MERVE YİĞİTCAN
Avrupa Birliği’nin, Yeşil Mutabakat çerçevesinde geliştirdiği Sınırda Karbon Düzenleme Mekanizması (CBAM) için geri sayım başladı. SKDM Tüzüğü 1 Ekim 2023 tarihinde raporlama yükümlülüğü ile sınırlı olarak uygulamaya girmişti. Yaklaşık 2 yıl süren geçiş döneminin ardından, mali yükümlülüklerinin devreye gireceği asli uygulama dönemi 1 Ocak 2026’da başlayacak. AB Komisyonu, AB SKDM Uygulama Dönemine ilişkin Uygulama Regülasyonları’nı 17 Aralık 2025’te taslak olarak yayımlarken, bunların bir kısmını da 22 Aralık 2025’te AB Resmi Gazetesi’nde duyurdu. Yürürlüğe giren düzenlemeler; akredite doğrulayıcıların denetimi ve gözetimi, beyan edilen gömülü emisyonların doğrulanmasına ilişkin ilkeler, gömülü emisyonların hesaplanma yöntemleri, SKDM sertifika fiyatlarının hesaplanması ve yayımlanması, yetkilendirilmiş SKDM beyan sahibi statüsüne ilişkin usuller, teslim edilecek SKDM sertifikası sayısına ilişkin bedelsiz tahsisat düzenlemesini kapsıyor.
50 ton altı ithalat muaf tutulacak
SKDM kapsamında, AB’nin demir, çelik, çimento, alüminyum, gübre ve hidrojen gibi sektörlerde ithal ettiği karbon yoğun ürünler için bir karbon vergisi uygulanacak.
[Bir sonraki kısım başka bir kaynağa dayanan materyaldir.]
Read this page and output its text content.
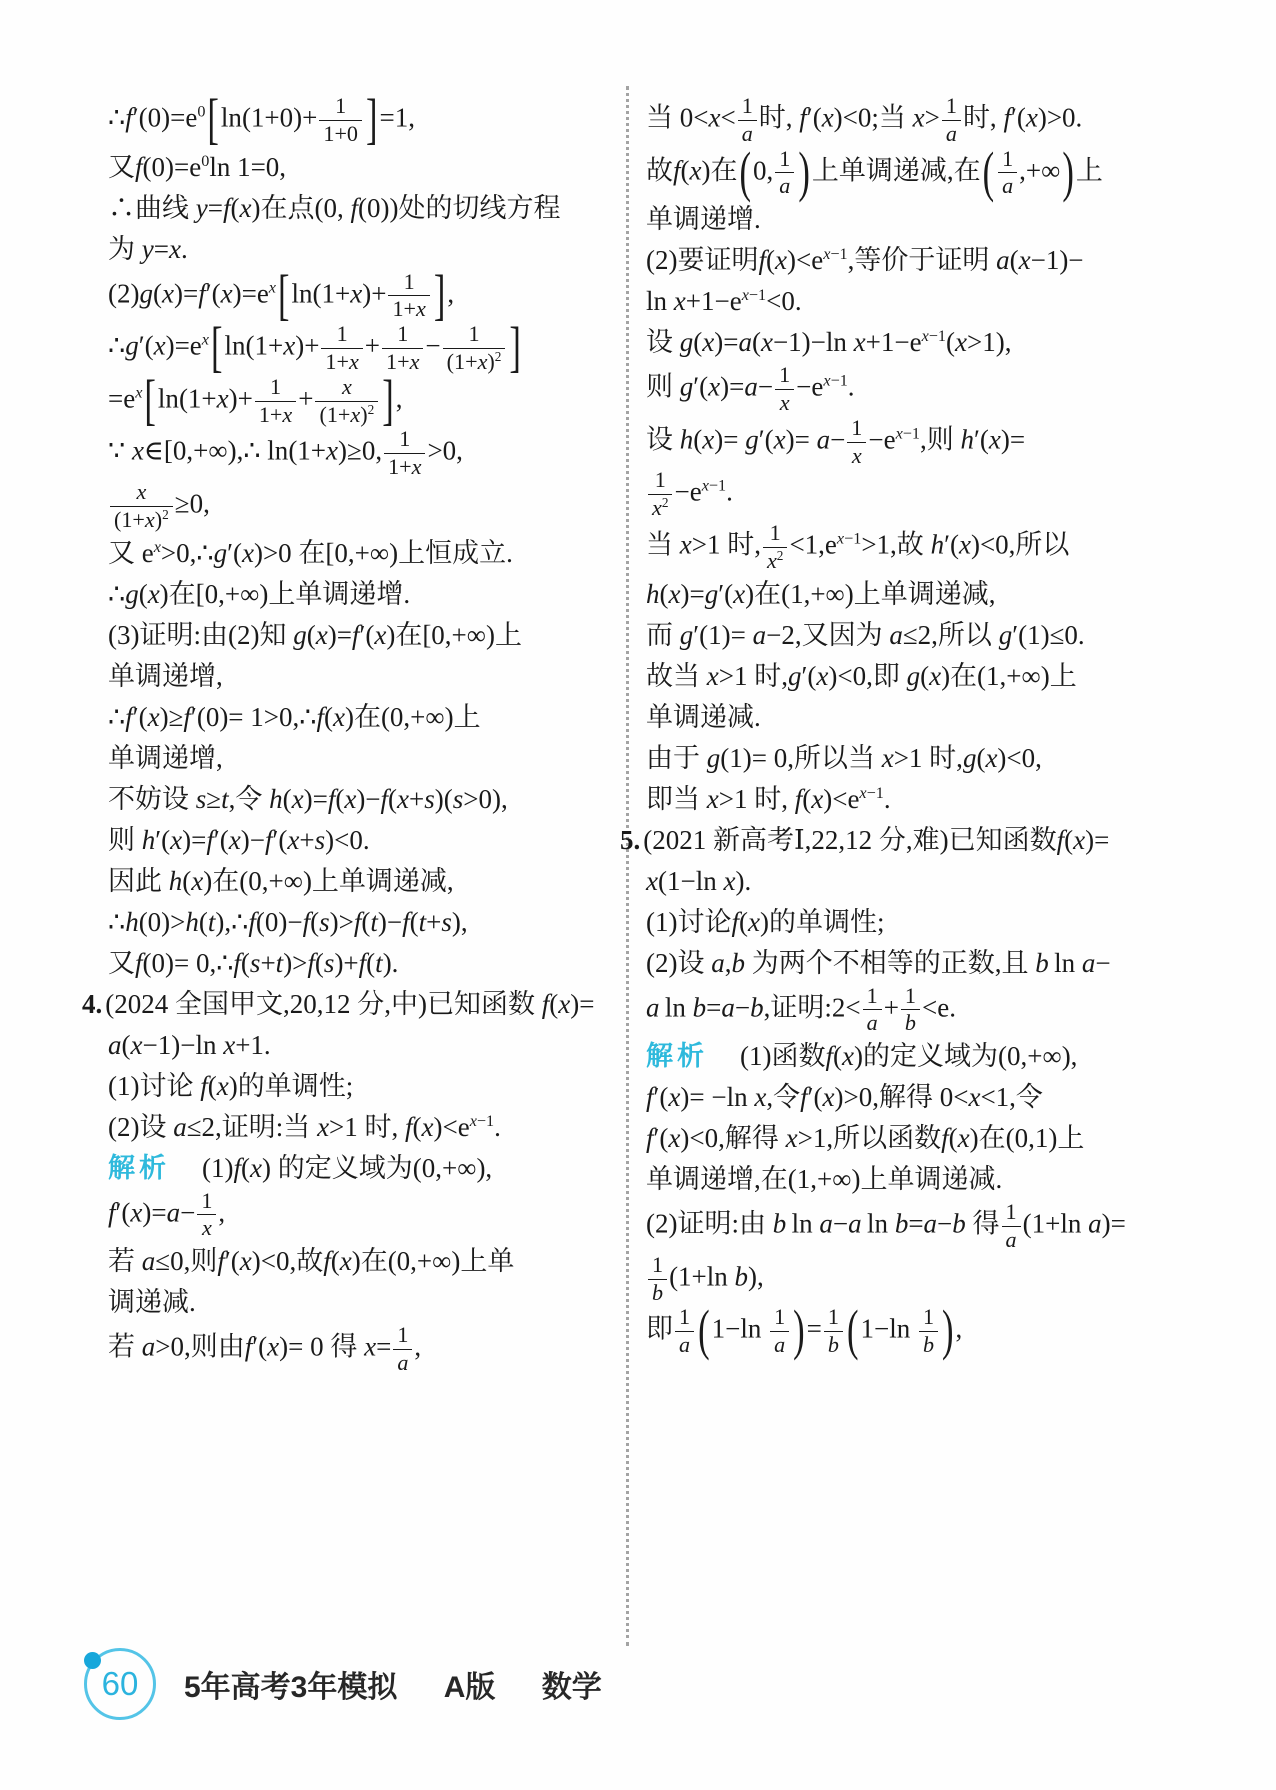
$\therefore f'(0)=e^0[\ln(1+0)+ \frac{1}{1+0} ]=1$,
又$f(0)=e^0\ln$ 1=0,
∴曲线 y=f(x)在点(0, f(0))处的切线方程
为 y=x.
$(2)g(x)=f'(x)=e^x[\ln(1+x)+ \frac{1}{1+x}$ ],
$\therefore g'(x)=e^x[\ln(1+x)+ \frac{1}{1+x} + \frac{1}{1+x} - \frac{1}{(1+x)^2}$ ]
$=e^x[\ln(1+x)+ \frac{1}{1+x} + \frac{x}{(1+x)^2}$ ],
∵ x∈[0,+∞),∴ ln(1+x)≥0, $\frac{1}{1+x} >0$,
$\frac{x}{(1+x)^2} \ge 0$,
又 $e^x>0,\therefore g'(x)>0$ 在[0,+∞)上恒成立.
∴g(x)在[0,+∞)上单调递增.
(3)证明:由(2)知 g(x)=f′(x)在[0,+∞)上
单调递增,
∴f′(x)≥f′(0)= 1>0,∴f(x)在(0,+∞)上
单调递增,
不妨设 s≥t,令 h(x)=f(x)−f(x+s)(s>0),
则 h′(x)=f′(x)−f′(x+s)<0.
因此 h(x)在(0,+∞)上单调递减,
∴h(0)>h(t),∴f(0)−f(s)>f(t)−f(t+s),
又f(0)= 0,∴f(s+t)>f(s)+f(t).
4. (2024 全国甲文,20,12 分,中)已知函数 f(x)=
a(x−1)−ln x+1.
(1)讨论 f(x)的单调性;
(2)设 a≤2,证明:当 x>1 时, $f(x)<e^{x-1}$.
解析 (1)f(x) 的定义域为(0,+∞),
$f'(x)=a- \frac{1}{x}$ ,
若 a≤0,则f′(x)<0,故f(x)在(0,+∞)上单
调递减.
若 a>0,则由f′(x)= 0 得 $x= \frac{1}{a}$ ,
当 $0<x< \frac{1}{a}$ 时, f′(x)<0;当 $x> \frac{1}{a}$ 时, f′(x)>0.
故f(x)在(0, $\frac{1}{a}$ )上单调递减,在( $\frac{1}{a}$ ,+∞)上
单调递增.
(2)要证明$f(x)<e^{x-1}$,等价于证明 a(x−1)−
$\ln x+1-e^{x-1}<0$.
设 g(x)=a(x−1)−ln $x+1-e^{x-1}(x>1)$,
则 $g'(x)=a- \frac{1}{x} -e^{x-1}$.
设 $h(x)= g'(x)= a- \frac{1}{x} -e^{x-1}$,则 h′(x)=
$\frac{1}{x^2} -e^{x-1}$.
当 x>1 时, $\frac{1}{x^2} <1,e^{x-1}>1$,故 h′(x)<0,所以
h(x)=g′(x)在(1,+∞)上单调递减,
而 g′(1)= a−2,又因为 a≤2,所以 g′(1)≤0.
故当 x>1 时,g′(x)<0,即 g(x)在(1,+∞)上
单调递减.
由于 g(1)= 0,所以当 x>1 时,g(x)<0,
即当 x>1 时, $f(x)<e^{x-1}$.
5. (2021 新高考Ⅰ,22,12 分,难)已知函数f(x)=
x(1−ln x).
(1)讨论f(x)的单调性;
(2)设 a,b 为两个不相等的正数,且 b  ln a−
a  ln b=a−b,证明:2< $\frac{1}{a} + \frac{1}{b} <e$.
解析 (1)函数f(x)的定义域为(0,+∞),
f′(x)= −ln x,令f′(x)>0,解得 0<x<1,令
f′(x)<0,解得 x>1,所以函数f(x)在(0,1)上
单调递增,在(1,+∞)上单调递减.
(2)证明:由 b  ln a−a  ln b=a−b 得 $\frac{1}{a} (1+\ln$ a)=
$\frac{1}{b} (1+\ln$ b),
即 $\frac{1}{a} (1-\ln \frac{1}{a}$ )= $\frac{1}{b} (1-\ln \frac{1}{b}$ ),
60 5年高考3年模拟 A版 数学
Böylece, yeni yıldan itibaren AB’ye ithal edilen ürünlerin karbon emisyonları için SKDM sertifikası satın alınması ve teslim edilmesi zorunluluğu başlayacak. Bu çerçevede ithalatçıların emisyonlar için bir karbon bedeli ödemesi gerekecek. Sertifika fiyatları, AB Emisyon Ticaret Sistemi (ETS) haftalık ortalama fiyatlarına göre belirlenecek. Elektrik ve hidrojen hariç olmak üzere ithalatçı başına yıllık toplam 50 tonun altındaki ithalatlar SKDM mali yükümlülüklerinden muaf tutulacak.
Peki Türk ihracatçıları SKDM’ye ne kadar hazır? Birçok sektörde enerji verimliliği ve yeşil enerji kullanımı noktasında çeşitli yatırımlar yapılırken, ihracatçılar, SKDM’yi yalnızca bir yükümlülük alanı olarak değil, sürdürülebilir rekabet gücünü yeniden tanımlayan stratejik bir dönüşüm fırsatı olarak görüyor. Bununla beraber, ilk etapta belirlenen serbest tahsisat oranlarının yakın gelecekte aşağı çekilmesiyle ihracatçının vergi yükünün artacağı belirtiliyor. Yanı sıra, henüz emisyon ölçümlerini raporlayacak doğrulayıcı kuruluşlara ilişkin belirsizliklerin devam etmesi, ihracatçıları düşündürürken, doğrulayıcı kuruluş konusunun tarife dışı engele dönüşmesinden endişe ediliyor.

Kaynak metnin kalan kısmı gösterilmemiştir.